## Proof That the Set of Arithmetic Sequences is a Vector Space

An arithmetic progression is such that each term is derived from the previous term is by addition of a constant\[d\]

.Suppose we have two arithmetic sequences

\[A_1 :a_1, a_1+d_1 , a_1+2d_1 ,..., a_1+nd_1,...\]

\[A_2 :a_2, a_2+d_2 , a_2+2d_2 ,..., a_2+nd_2,...\]

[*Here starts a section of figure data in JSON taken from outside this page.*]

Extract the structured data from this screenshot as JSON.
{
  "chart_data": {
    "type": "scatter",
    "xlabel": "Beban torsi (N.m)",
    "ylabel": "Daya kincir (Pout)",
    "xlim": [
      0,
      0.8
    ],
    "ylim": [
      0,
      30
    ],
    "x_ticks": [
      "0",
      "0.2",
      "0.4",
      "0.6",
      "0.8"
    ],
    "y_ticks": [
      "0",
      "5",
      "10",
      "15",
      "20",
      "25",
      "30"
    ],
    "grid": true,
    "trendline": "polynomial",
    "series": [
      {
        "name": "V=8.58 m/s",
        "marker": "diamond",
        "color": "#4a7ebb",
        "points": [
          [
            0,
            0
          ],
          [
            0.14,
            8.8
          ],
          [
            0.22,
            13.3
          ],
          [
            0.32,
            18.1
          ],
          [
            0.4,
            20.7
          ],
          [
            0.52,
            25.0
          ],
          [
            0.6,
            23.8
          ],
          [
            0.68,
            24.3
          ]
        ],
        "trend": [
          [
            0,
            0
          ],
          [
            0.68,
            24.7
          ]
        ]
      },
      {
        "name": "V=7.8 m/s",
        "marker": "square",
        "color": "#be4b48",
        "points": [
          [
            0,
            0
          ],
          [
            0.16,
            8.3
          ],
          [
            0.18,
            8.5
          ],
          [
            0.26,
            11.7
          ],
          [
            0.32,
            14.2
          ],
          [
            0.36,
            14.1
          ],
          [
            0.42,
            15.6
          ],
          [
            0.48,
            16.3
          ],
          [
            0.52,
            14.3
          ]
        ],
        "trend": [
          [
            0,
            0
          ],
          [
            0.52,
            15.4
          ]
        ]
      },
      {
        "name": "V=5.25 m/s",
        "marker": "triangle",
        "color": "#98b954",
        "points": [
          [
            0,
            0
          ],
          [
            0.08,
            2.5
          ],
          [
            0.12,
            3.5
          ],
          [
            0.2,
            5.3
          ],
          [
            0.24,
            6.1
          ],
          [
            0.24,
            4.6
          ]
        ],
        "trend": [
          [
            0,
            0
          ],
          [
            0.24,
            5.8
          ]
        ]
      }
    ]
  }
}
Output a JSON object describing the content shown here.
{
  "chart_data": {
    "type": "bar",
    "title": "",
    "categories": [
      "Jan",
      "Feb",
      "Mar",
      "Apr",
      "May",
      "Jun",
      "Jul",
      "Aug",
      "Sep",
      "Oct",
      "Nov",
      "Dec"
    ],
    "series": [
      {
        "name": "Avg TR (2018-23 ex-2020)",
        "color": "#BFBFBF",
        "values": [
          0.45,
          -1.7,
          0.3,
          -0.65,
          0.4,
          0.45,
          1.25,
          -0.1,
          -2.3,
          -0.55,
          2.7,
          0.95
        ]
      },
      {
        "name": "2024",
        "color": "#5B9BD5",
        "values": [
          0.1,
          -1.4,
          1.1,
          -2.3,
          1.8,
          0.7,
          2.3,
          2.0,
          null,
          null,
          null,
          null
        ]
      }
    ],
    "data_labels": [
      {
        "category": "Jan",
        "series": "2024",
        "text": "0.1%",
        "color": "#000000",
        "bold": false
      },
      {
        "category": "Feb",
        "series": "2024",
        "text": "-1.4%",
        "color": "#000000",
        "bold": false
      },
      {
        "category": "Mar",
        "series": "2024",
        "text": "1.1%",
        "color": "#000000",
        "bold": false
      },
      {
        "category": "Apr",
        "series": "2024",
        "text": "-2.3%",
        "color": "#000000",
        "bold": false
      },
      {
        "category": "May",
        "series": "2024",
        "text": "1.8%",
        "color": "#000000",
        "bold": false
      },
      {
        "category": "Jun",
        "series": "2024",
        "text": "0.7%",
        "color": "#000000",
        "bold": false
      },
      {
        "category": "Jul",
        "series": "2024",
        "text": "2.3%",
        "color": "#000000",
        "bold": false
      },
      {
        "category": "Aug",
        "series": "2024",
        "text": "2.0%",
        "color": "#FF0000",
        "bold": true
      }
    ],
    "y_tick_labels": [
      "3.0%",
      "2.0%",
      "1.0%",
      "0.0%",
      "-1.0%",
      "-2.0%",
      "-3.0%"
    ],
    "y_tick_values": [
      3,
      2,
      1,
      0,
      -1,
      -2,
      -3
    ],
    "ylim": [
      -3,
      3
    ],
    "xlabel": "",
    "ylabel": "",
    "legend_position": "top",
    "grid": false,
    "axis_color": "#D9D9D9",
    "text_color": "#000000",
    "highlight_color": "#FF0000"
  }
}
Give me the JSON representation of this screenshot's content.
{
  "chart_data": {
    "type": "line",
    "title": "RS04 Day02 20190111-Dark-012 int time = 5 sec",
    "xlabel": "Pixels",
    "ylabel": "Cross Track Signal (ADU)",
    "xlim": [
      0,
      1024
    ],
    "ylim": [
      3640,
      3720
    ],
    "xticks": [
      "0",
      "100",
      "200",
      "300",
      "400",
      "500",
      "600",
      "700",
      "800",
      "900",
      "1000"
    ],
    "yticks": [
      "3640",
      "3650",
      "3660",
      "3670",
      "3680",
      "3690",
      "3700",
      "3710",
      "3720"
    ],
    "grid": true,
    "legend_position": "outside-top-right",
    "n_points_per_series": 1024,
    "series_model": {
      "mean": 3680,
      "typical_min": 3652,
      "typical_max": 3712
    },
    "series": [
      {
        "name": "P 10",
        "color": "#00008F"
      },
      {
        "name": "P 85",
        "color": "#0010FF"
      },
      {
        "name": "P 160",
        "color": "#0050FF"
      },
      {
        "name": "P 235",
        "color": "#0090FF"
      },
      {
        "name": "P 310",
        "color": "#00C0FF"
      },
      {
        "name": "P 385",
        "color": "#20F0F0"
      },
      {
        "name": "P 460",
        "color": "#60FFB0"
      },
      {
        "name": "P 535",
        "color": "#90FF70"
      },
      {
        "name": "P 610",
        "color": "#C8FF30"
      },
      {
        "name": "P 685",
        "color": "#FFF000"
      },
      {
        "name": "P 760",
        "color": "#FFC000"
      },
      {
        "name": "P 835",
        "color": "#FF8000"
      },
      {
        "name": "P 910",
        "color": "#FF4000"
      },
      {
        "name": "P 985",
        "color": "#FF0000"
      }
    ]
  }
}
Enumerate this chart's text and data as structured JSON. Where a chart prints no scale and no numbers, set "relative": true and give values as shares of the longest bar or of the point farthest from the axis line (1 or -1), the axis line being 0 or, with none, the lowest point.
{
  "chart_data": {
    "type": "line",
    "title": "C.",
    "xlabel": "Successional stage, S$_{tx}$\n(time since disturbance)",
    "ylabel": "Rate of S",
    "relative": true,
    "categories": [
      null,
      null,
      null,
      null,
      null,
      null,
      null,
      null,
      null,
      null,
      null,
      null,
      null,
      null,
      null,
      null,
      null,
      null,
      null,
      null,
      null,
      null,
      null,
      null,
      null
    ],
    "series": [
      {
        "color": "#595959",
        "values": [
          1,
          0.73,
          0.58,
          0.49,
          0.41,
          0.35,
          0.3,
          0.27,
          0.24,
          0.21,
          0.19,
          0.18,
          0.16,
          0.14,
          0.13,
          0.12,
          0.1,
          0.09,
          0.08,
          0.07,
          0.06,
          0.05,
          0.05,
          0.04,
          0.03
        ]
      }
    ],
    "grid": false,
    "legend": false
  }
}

The zero sequence is an arithmetic sequence with first term

\[a=0\]

and common difference \[d=0\]

.\[\begin{equation} \begin{aligned} & \alpha (a_1, a_1+d_1 , a_1+2d_1 ,..., a_1+nd_1,...) \\ &+ \beta (a_2, a_2+d_2 , a_2+2d_2 ,..., a_2+nd_2,...) \\ &= (\alpha a_1 + \beta a_2 ), (\alpha a_1 + \beta a_2 )+ (\alpha d_1 + \beta d_2 ),(\alpha a_1 + \beta a_2 ) \\ &+ 2(\alpha d_1 + \beta d_2 ) ,...,(\alpha a_1 + \beta a_2 )+ n(\alpha d_1 + \beta d_2 ),... \end{aligned} \end{equation}\]

which is an arithmetic sequence with first term

\[\alpha a_1 + \beta a_2\]

and common difference \[\alpha d_1 + \beta d_2\]

.Hence the set of arithmetic sequences forms a vector space.